In Chapter 2, Mechanical Design of a Service Robot, we saw the ChefBot chassis design and now we have got the manufactured parts of this robot. In this chapter, we will see how to assemble this robot using these parts and also the final interfacing of sensors and other electronics components of this robot to Tiva C LaunchPad. We have already discussed interfacing of individual robot components and sensors with Launchpad. In this chapter, we will try to interface the necessary robotic components and sensors of ChefBot and program it in such a way that it will receive the values from all sensors and control the information from the PC. Launchpad will send all sensor values via a serial port to the PC and also receive control information (such as reset command, speed, and so on) from the PC.
After receiving sensor values from the PC, a ROS Python node will receive the serial values and convert it to ROS Topics. There are Python nodes present in the PC that subscribe to the sensor's data and produces odometry. The data from the wheel encoders and IMU values are combined to calculate the odometry of the robot and detect obstacles by subscribing to the ultrasonic sensor and laser scan also, controlling the speed of the wheel motors by using the PID node. This node converts the linear velocity command to differential wheel velocity. After running these nodes, we can run SLAM to map the area and after running SLAM, we can run the AMCL nodes for localization and autonomous navigation.

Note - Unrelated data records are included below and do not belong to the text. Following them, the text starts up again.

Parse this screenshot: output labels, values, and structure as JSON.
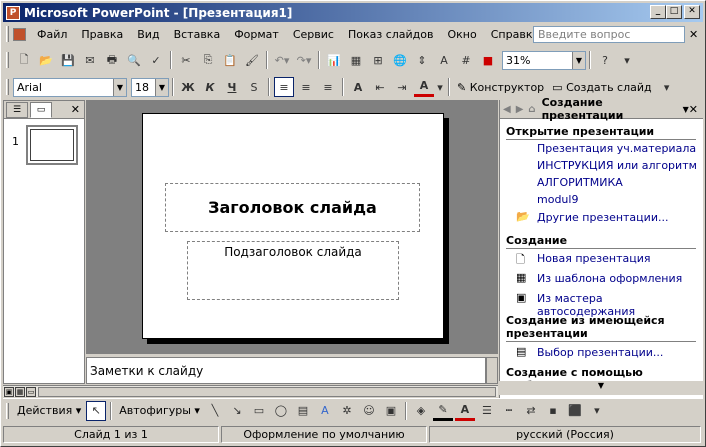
{
  "window": {
    "title": "Microsoft PowerPoint - [Презентация1]"
  },
  "menu": [
    "Файл",
    "Правка",
    "Вид",
    "Вставка",
    "Формат",
    "Сервис",
    "Показ слайдов",
    "Окно",
    "Справка"
  ],
  "help": {
    "placeholder": "Введите вопрос"
  },
  "toolbar": {
    "zoom": "31%"
  },
  "format": {
    "font": "Arial",
    "size": "18",
    "bold": "Ж",
    "italic": "К",
    "underline": "Ч",
    "designer": "Конструктор",
    "new_slide": "Создать слайд"
  },
  "slide": {
    "number": "1",
    "title": "Заголовок слайда",
    "subtitle": "Подзаголовок слайда"
  },
  "notes": {
    "text": "Заметки к слайду"
  },
  "taskpane": {
    "title": "Создание презентации",
    "open_section": "Открытие презентации",
    "recent": [
      "Презентация уч.материала",
      "ИНСТРУКЦИЯ или алгоритм",
      "АЛГОРИТМИКА",
      "modul9"
    ],
    "other": "Другие презентации...",
    "create_section": "Создание",
    "create_items": [
      "Новая презентация",
      "Из шаблона оформления",
      "Из мастера автосодержания"
    ],
    "existing_section": "Создание из имеющейся презентации",
    "choose": "Выбор презентации...",
    "template_section": "Создание с помощью шаблона"
  },
  "drawing": {
    "actions": "Действия",
    "autoshapes": "Автофигуры"
  },
  "status": {
    "slide": "Слайд 1 из 1",
    "design": "Оформление по умолчанию",
    "lang": "русский (Россия)"
  },
  "colors": {
    "title_start": "#0a246a",
    "title_end": "#a6caf0",
    "link": "#00008b"
  }
}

In the first section of this chapter, Building ChefBot hardware, we will see how to assemble the ChefBot hardware using its body parts and electronics components.
The first section of the robot that needs to be configured is the base plate. The base plate consists of two motors and its wheels, caster wheels, and base plate supports. The following image shows the top and bottom view of the base plate:
Base plate with motors, wheels, and caster wheels
The base plate has a radius of 15cm and motors with wheels are mounted on the opposite sides of the plate by cutting a section from the base plate. A rubber caster wheel is mounted on the opposite side of the base plate to give the robot good balance and support for the robot. We can either choose ball caster wheels or rubber caster wheels. The wires of the two motors are taken to the top of the base plate through a hole in the center of the base plate. To extend the layers of the robot, we will put base plate supports to connect the next layers. Now, we can see the next layer with the middle plate and connecting tubes. There are hollow tubes, which connect the base plate and the middle plate. A support is provided on the base plate for hollow tubes. The following figure shows the middle plate and connecting tubes:
Middle plate with connecting tubes
The connecting tubes will connect the base plate and the middle plate. There are four hollow tubes that connect the base plate to the middle plate. One end of these tubes is hollow, which can fit in the base plate support, and the other end is inserted with a hard plastic with an option to put a screw in the hole. The middle plate has no support except four holes:
Fully assembled robot body
The middle plate male connector helps to connect the middle plate and the top of the base plate tubes. At the top of the middle plate tubes, we can fit the top plate, which has four supports on the back. We can insert the top plate female connector into the top plate support and this is how we will get the fully assembled body of the robot.
The bottom layer of the robot can be used to put the Printed Circuit Board (PCB) and battery. In the middle layer, we can put Kinect and Intel NUC. We can put a speaker and a mic if needed. We can use the top plate to carry food. The following figure shows the PCB prototype of robot; it consists of Tiva C LaunchPad, a motor driver, level shifters, and provisions to connect two motors, ultrasonic, and IMU:
ChefBot PCB prototype
The board is powered with a 12 V battery placed on the base plate. The two motors can be directly connected to the M1 and M2 male connectors. The NUC PC and Kinect are placed on the middle plate. The Launchpad board and Kinect should be connected to the NUC PC via USB. The PC and Kinect are powered using the same 12 V battery itself. We can use a lead-acid or lithium-polymer battery. Here, we are using a lead-acid cell for testing purposes. We will migrate to lithium-polymer for better performance and better backup. The following figure shows the complete assembled diagram of ChefBot:
Fully assembled robot body
After assembling all the parts of the robot, we will start working with the robot software. ChefBot's embedded code and ROS packages are available in GitHub. We can clone the code and start working with the software.